Dans certaines organisations, ces espaces de dialogue prennent la forme de COPIL formels. Dans d’autres, ce sont des déjeuners, des points informels, ou des temps dédiés à la relecture des besoins. L’important n’est pas le format : c’est la régularité, et l’attention portée aux enjeux de l’autre.

2. Miser sur les “profils ponts” : ceux qui comprennent (vraiment) les deux mondes

Chefs de projet, business analysts, product owners, ex-RH passés côté data comme Nicolas Salendres, DSI ayant déjà été représentants du personnel comme Pierre Nicoli… Ces profils jouent un rôle irremplaçable : ils traduisent.

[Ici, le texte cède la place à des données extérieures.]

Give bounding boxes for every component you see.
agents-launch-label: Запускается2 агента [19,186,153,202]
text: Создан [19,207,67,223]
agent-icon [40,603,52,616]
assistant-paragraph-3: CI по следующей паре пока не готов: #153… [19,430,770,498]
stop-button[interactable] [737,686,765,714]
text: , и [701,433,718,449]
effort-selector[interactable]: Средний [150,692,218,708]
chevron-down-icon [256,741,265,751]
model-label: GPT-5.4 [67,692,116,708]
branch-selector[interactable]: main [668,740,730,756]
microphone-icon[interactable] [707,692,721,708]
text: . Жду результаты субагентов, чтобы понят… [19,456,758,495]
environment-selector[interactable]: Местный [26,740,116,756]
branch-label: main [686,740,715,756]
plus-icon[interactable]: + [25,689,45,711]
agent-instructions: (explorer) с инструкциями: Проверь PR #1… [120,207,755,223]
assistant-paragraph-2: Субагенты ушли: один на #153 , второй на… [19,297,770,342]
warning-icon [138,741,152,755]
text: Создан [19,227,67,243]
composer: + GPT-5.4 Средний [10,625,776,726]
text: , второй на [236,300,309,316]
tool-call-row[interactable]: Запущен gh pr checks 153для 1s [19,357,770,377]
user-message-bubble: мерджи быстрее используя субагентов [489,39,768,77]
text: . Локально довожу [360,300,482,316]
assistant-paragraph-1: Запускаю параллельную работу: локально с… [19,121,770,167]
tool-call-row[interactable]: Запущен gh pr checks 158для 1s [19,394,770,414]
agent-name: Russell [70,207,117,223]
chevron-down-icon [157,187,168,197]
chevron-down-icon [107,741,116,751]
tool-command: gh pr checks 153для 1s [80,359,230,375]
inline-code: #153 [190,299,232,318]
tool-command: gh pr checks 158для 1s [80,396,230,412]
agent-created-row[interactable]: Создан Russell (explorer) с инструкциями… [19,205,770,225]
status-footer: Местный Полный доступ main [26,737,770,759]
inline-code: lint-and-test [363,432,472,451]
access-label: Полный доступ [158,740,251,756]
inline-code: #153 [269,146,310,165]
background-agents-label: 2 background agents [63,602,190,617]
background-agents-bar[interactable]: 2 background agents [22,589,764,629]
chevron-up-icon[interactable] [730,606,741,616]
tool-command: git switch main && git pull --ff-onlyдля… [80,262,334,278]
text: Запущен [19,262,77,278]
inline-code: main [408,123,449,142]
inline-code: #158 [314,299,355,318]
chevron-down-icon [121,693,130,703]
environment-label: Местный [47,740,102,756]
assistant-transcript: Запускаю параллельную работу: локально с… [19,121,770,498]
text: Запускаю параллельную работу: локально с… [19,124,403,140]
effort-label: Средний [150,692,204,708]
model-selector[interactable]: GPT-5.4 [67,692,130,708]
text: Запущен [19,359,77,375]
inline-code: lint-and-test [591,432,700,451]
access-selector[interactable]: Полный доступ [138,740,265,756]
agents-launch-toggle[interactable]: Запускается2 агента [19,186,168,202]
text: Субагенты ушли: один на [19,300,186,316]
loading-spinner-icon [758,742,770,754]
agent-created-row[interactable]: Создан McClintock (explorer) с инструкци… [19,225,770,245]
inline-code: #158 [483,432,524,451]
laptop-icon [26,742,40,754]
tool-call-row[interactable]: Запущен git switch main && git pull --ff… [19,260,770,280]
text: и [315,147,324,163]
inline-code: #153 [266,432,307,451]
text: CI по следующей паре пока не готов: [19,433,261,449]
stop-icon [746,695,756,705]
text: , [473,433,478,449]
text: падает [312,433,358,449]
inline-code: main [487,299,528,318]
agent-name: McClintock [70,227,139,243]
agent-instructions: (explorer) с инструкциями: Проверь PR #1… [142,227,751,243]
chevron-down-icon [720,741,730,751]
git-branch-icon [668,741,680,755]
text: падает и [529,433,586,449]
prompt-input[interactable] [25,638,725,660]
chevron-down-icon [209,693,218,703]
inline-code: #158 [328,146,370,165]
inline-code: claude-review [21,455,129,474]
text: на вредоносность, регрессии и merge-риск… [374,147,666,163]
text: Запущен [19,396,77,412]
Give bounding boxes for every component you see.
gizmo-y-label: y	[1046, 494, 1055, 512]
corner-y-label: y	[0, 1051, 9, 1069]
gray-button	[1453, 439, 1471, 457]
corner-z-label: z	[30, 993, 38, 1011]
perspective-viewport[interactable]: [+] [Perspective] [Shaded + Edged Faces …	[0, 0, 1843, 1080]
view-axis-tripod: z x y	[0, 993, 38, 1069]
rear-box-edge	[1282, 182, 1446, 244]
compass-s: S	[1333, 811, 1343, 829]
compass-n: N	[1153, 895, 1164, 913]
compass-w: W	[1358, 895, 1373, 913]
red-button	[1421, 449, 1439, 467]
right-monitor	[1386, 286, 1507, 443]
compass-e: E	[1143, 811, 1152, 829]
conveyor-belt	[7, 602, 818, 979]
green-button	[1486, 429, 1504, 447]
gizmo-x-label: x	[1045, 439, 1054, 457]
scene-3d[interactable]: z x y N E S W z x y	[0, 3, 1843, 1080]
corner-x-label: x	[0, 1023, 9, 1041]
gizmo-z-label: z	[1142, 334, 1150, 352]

« Et comme nous avons chacun des parcours croisés – conseil RH pour moi, conseil tech pour Pierre –, nous avons cette capacité à reformuler, vulgariser, et rendre accessible le jargon de nos univers respectifs », explique Héloïse Lutton.

Ces profils ponts permettent :

  • d’exprimer les besoins RH/Com en termes compréhensibles par la DSI,
  • d’expliquer les contraintes techniques au métier sans les noyer dans les acronymes,
  • d’identifier des opportunités “bonus” dans les projets : automatisation d’une tâche, meilleure traçabilité, connexion entre deux outils, ou simplification d’un process.

Chez Zenika, ce fonctionnement permet par exemple de dépasser le strict périmètre d’un SIRH :

« Une fois l’outil correctement intégré, on peut aller plus loin : alléger des tâches manuelles, guider des opérations, connecter les systèmes. C’est quand on s’intéresse au travail de l’autre qu’on détecte cette valeur ajoutée secondaire », explique Pierre Nicoli.

3. Partir d’un principe simple : l’autre ne nous veut pas du mal

Sur des sujets sensibles – gestion de la donnée, RGPD, sécurité, représentativité des collaborateurs, risques contentieux, télétravail, transparence… – les tensions peuvent vite émerger si chacun reste dans sa tour.

Pour Pierre Nicoli, la clé tient en une phrase :

« Nous gagnons à partir d’une valeur fondamentale : en général, l’autre ne nous veut pas du mal. À partir de là, on peut se parler, se faire du feedback, accepter nos angles morts et reconnaître que nos expertises se complètent. »

Héloïse renchérit :

« Ce qui est aidant pour nous ne l’est pas forcément pour la DSI, et inversement. Si nous ne prenons pas le temps d’expliquer notre contexte et nos contraintes, cela ne peut pas fonctionner. Chacun doit faire l’effort. »

Concrètement, cela implique :

Pour les DSI :

  • vulgariser les enjeux techniques,
  • éviter de “sur-construire” quand une solution simple suffit,
  • être à l’écoute du besoin métier, même lorsque celui-ci est mal formulé,
  • accepter que l’expérience collaborateur est un enjeu stratégique — pas uniquement fonctionnel.

Pour les RH/Com :

  • clarifier les besoins sans se perdre dans les cas particuliers,
  • intégrer la DSI dès le début des projets (et pas au moment de la mise en production),
  • accepter les contraintes d’architecture, de sécurité, d’interfaçage,
  • partager les signaux faibles du terrain pour anticiper les risques (sociaux, juridiques, organisationnels).

En somme : sortir de la logique de “demandeur/exécutant” pour entrer dans une logique de partenariat où l’on se parle, où l’on se comprend, et où chaque direction enrichit le travail de l’autre.